Ci sarebbe ancora una cosa. Parlando con la mia amica Ila, sorella di Olivia, ho pensato moltissimo al libro di Safran Foer Molto forte, incredibilmente vicino (lo avevo letto mentre stavo in ospedale, prima di operarmi, e ne avevo scritto un po’, qui). Il bisogno disperato che l’evento tragico, la morte di una persona amata, sia reversibile è tutto in quei fotogrammi di un corpo che precipita dal World Trade Center l’11 settembre 2001, montati al rovescio alla fine del libro. “Le ho sfogliate velocemente e sembrava che l’uomo stesse alzandosi in cielo” scrive Oskar. Forse dovresti leggerlo, ma non ora, le ho detto.

DISBOSCARE

C’è un bel sole caldo, e ho disboscato il giardino. Chissà che vi credete, è un piccolissimo giardino, ma Sten, che ha un bel pollice verde, non fa caso allo strabordare eccessivo della siepe mista a erbe spontanee che rende ancora più arduo il passaggio nel vialetto laterale.

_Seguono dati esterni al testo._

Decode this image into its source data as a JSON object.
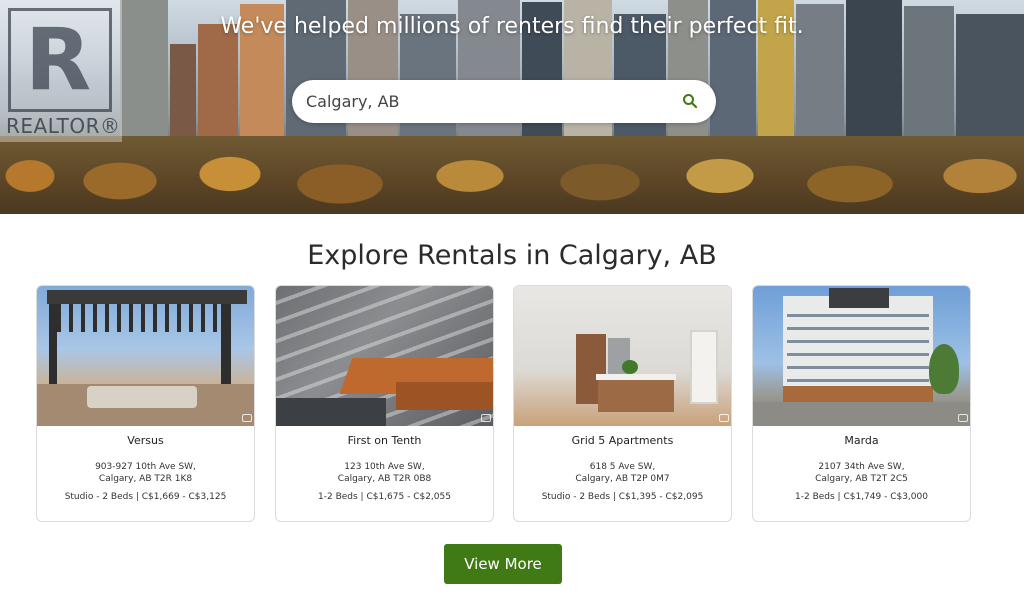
{
  "hero": {
    "title": "We've helped millions of renters find their perfect fit.",
    "logo_text": "REALTOR®",
    "logo_letter": "R"
  },
  "search": {
    "value": "Calgary, AB",
    "icon": "search-icon",
    "icon_color": "#3f7a14"
  },
  "section": {
    "title": "Explore Rentals in Calgary, AB"
  },
  "listings": [
    {
      "name": "Versus",
      "address_line1": "903-927 10th Ave SW,",
      "address_line2": "Calgary, AB T2R 1K8",
      "info": "Studio - 2 Beds | C$1,669 - C$3,125"
    },
    {
      "name": "First on Tenth",
      "address_line1": "123 10th Ave SW,",
      "address_line2": "Calgary, AB T2R 0B8",
      "info": "1-2 Beds | C$1,675 - C$2,055"
    },
    {
      "name": "Grid 5 Apartments",
      "address_line1": "618 5 Ave SW,",
      "address_line2": "Calgary, AB T2P 0M7",
      "info": "Studio - 2 Beds | C$1,395 - C$2,095"
    },
    {
      "name": "Marda",
      "address_line1": "2107 34th Ave SW,",
      "address_line2": "Calgary, AB T2T 2C5",
      "info": "1-2 Beds | C$1,749 - C$3,000"
    }
  ],
  "view_more": {
    "label": "View More",
    "color": "#3f7a14"
  }
}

Ho riempito un enorme saccone, mentre la gatta mi osservava con l’aria più pigra che possono avere i gatti al sole, stesa sul tavolo tra le piante grasse, le cocche di Sten. Pippi

Come si può intuire, per ora gli effetti dell’ottavo ciclo di chemio che mi è stato somministrato ieri non si fanno sentire. Domani arriverà la stanchezza, ma vorrei riuscire a non mancare una cena sulla favolosa terrazza della casa nuova di un’amica che oggi compie gli anni (auguri a lei, e pure all’amica collega, e a ben due coppie di gemelli. Caspita, che giornata affollata di compleanni!).

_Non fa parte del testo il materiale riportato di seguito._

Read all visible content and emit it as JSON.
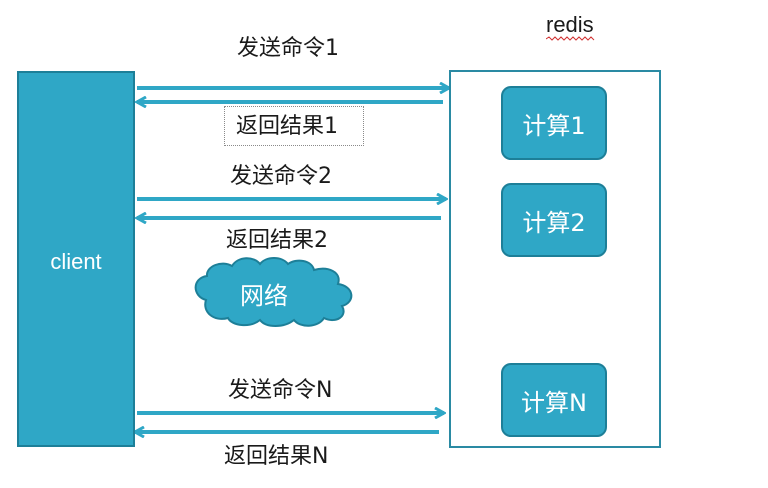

E domenica si va a votare il Walter, che poveretto conclude la campagna elettorale in un letto di ospedale. Auguri anche a lui, e moltissimi a Rita Borsellino, speranza di Sicilia.

COSE CHE SUCCEDONO

Qualche giorno fa ho provocato un bel danno dentro casa, lasciando un rubinetto aperto. Sotto c’era una bacinella, io e Sten siamo andati a fare la spesa, e al ritorno l’acqua aveva attaccato il parquet del corridoio e della camera di Lula. Col passare del tempo il legno si gonfiava, le doghe si staccavano, o le staccavamo noi per riporle in una scatola che diventava via via più piccola per contenere tutto quel legno. Sten temeva che dovessimo rifare tutto il pavimento, era già molto vecchio e traballante, ma sembra che non sarà così. Nonostante l’emergenza venerdì Lula ha finalmente invitato la sua amica preferita a dormire, si sono divertite, e quando finalmente credevamo che si fossero addormentate Lula è comparsa per comunicarci che Ilaria russava. Le ho insegnato qualche trucchetto per farla smettere, e forse ha funzionato.

Sabato invece ho continuato ha sentirmi fiacca, e stanca. Talmente stanca che sono riuscita a dormire tre ore di fila, dalle quattro alle sette di sera, giusto in tempo per riprendermi e andare a cena da un’amica. Il risveglio è stato difficile, ho trovato la casa deserta, le luci accese, Sten doveva essere andato a prendere Lula, visto che io non avevo dato più cenni di vita. Non riuscivo a credere che fosse così tardi, e che avessi dormito e sognato per tutto quel tempo.

Alla cena chiacchieravo con un’amica di libri. Dei libri da leggere adesso, e dei libri che avremmo voluto rileggere. Mi è tornato in mente Il ragazzo giusto dell’indiano Vikram Seth. E poi ho pensato che prima o poi dovrò fare una lista. La lista dei libri che nella vita bisogna aver letto.